From Wikipedia.
We are coming up on the 150th anniversary of this tragic sinking off North Carolina's Cape Hatteras. The Army Transport steamer was loaded with Union soldiers and evidently some former prisoners as in the case of James O'Rorke who was listed in one source as being from Andersonville prison camp.
One recently discharged Illinois regiment, the 56th Illinois, lost all but five of its 205 members. Deaths are put at 500, making it one of the worst U.S. maritime disasters.
Another ship returning former Union prisoners is a little more famous, the SS Sultana, It sank a few weeks later in the Mississippi River resulting in even more deaths.

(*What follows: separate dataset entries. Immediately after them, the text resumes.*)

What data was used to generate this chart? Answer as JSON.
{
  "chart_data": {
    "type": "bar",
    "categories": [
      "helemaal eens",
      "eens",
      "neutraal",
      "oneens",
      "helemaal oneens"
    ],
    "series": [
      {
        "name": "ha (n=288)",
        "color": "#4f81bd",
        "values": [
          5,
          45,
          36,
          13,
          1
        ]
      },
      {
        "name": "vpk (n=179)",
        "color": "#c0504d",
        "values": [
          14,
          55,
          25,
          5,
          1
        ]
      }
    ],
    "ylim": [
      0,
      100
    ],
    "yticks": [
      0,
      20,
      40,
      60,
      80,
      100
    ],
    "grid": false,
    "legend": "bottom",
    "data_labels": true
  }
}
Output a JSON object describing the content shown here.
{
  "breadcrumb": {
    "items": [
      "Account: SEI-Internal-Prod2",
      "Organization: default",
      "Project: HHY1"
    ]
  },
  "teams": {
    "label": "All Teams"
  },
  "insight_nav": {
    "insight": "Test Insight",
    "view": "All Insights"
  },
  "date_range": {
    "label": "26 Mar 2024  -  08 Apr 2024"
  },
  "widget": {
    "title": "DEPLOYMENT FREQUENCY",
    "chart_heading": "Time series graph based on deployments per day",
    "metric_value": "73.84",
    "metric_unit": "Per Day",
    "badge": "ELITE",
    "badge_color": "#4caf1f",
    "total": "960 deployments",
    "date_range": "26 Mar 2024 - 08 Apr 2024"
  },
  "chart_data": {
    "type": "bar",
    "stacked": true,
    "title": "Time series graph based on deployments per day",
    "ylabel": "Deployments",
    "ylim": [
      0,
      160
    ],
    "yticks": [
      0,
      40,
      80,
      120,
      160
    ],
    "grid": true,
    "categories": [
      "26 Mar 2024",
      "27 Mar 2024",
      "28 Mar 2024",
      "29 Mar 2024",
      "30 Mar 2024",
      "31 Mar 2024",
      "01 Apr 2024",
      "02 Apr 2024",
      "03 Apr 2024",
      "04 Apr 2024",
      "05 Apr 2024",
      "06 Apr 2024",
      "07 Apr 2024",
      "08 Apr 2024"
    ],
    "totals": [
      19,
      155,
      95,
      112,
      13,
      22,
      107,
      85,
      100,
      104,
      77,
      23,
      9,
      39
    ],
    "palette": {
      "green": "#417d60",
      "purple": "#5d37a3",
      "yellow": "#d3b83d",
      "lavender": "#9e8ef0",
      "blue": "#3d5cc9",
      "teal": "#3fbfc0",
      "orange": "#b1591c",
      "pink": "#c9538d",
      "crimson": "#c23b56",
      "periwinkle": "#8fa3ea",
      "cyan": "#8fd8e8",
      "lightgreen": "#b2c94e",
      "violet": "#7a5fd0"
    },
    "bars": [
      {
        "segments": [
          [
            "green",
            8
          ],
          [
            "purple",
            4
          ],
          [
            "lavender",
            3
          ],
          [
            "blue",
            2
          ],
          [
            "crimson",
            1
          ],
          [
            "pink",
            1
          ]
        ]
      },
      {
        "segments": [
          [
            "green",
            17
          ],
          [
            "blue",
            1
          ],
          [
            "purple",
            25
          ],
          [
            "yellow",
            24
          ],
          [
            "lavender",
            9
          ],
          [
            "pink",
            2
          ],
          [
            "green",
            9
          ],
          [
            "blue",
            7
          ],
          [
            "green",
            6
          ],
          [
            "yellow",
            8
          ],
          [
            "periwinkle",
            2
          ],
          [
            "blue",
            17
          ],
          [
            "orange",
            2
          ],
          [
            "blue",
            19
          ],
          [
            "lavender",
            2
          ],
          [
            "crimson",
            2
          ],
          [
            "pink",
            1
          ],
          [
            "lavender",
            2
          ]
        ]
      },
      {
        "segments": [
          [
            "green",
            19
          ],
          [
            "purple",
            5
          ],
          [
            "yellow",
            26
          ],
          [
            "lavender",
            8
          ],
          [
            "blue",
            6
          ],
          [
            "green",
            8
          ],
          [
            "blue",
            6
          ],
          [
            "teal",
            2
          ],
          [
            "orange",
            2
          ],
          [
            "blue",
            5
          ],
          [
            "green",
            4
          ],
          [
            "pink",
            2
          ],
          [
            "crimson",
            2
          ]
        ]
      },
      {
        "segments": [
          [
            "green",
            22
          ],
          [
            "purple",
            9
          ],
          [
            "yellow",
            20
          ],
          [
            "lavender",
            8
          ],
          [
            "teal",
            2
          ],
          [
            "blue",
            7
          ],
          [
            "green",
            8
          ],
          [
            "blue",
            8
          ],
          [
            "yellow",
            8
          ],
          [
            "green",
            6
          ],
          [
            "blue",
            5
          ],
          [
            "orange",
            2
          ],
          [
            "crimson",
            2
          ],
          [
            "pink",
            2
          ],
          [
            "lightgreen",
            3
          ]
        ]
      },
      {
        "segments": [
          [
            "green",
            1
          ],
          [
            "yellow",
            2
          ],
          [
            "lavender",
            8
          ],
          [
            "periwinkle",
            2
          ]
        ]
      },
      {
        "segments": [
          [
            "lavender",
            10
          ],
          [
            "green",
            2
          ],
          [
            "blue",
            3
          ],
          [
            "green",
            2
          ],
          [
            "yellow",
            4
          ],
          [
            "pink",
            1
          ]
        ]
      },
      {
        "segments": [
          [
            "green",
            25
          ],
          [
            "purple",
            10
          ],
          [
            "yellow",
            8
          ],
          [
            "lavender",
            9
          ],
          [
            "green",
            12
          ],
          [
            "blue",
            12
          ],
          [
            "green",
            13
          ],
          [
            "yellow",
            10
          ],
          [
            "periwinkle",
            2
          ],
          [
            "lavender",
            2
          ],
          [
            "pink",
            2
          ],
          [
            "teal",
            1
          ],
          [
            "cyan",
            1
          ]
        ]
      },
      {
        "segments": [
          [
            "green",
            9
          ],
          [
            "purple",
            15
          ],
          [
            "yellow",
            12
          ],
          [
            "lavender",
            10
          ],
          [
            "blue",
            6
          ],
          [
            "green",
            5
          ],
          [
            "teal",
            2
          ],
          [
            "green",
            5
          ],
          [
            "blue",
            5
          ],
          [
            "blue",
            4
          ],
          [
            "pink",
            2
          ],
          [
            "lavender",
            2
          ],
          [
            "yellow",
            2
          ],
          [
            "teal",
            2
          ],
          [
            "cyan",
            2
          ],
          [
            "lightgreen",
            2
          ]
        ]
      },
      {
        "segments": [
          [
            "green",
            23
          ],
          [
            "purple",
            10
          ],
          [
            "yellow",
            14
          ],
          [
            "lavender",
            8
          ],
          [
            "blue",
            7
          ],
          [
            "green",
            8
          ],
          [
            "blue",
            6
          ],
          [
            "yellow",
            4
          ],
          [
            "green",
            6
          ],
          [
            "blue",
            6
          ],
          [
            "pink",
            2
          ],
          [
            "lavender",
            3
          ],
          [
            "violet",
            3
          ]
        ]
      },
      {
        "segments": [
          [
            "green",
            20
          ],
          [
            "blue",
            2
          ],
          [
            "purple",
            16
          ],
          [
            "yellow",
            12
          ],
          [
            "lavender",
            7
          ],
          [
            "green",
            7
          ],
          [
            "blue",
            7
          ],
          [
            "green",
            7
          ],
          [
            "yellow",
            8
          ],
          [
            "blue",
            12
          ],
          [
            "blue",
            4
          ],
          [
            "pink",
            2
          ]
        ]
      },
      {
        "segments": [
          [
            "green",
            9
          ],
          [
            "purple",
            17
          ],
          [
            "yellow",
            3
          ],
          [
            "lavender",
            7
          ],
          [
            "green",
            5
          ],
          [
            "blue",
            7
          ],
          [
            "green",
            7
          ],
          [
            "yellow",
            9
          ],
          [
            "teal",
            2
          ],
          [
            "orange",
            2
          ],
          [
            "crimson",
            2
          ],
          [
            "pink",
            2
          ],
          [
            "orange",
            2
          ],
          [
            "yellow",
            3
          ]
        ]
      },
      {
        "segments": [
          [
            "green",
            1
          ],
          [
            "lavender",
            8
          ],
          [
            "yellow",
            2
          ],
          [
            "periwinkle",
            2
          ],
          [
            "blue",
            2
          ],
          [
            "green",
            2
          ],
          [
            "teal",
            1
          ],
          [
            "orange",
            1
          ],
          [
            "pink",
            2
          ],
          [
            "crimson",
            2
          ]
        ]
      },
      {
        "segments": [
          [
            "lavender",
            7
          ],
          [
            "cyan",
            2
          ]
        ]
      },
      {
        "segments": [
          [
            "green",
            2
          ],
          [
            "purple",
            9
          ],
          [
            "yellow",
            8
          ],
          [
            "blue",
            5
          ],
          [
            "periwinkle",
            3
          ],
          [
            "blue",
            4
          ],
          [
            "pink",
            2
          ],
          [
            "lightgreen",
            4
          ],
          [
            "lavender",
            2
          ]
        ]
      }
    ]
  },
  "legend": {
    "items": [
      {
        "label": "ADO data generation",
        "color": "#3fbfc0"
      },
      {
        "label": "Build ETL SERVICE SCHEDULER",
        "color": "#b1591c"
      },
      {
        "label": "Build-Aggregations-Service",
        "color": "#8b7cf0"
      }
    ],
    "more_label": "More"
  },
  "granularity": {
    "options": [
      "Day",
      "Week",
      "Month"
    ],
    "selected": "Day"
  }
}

Just imagine yourself looking forward to returning home and reuniting with family and loved ones and being this close, having survived the harsh conditions of war, and then dying.
Of course, these two disasters were quickly overshadowed by Lee's surrender and Lincoln's assassination.
--Old Secesh
1 comment:
My great grandfather, Wilson M. Gamble of the 69th Ohio (he actually spent more of the Civil War as a member of the Pioneer Brigade), is listed as having "perished on the General Lyon" off Hatteras. In reality, he lived until 1908. In his regimental history, and in his own regimental papers, he is listed has having died in this disaster, although it was at some point cleared up as he was able to receive a soldier's pension. We have often wondered if he was an unreported survivor, or missed the boat, or never intended to travel on it. A bad month for the Gamble family. His older brother was killed by a Confederate deserter who mistook his patrol in South Carolina in early April 1865 for southern home guard collecting deserters.
I have no idea how to pursue the mystery of Wilson Gamble and the General Lyon disaster.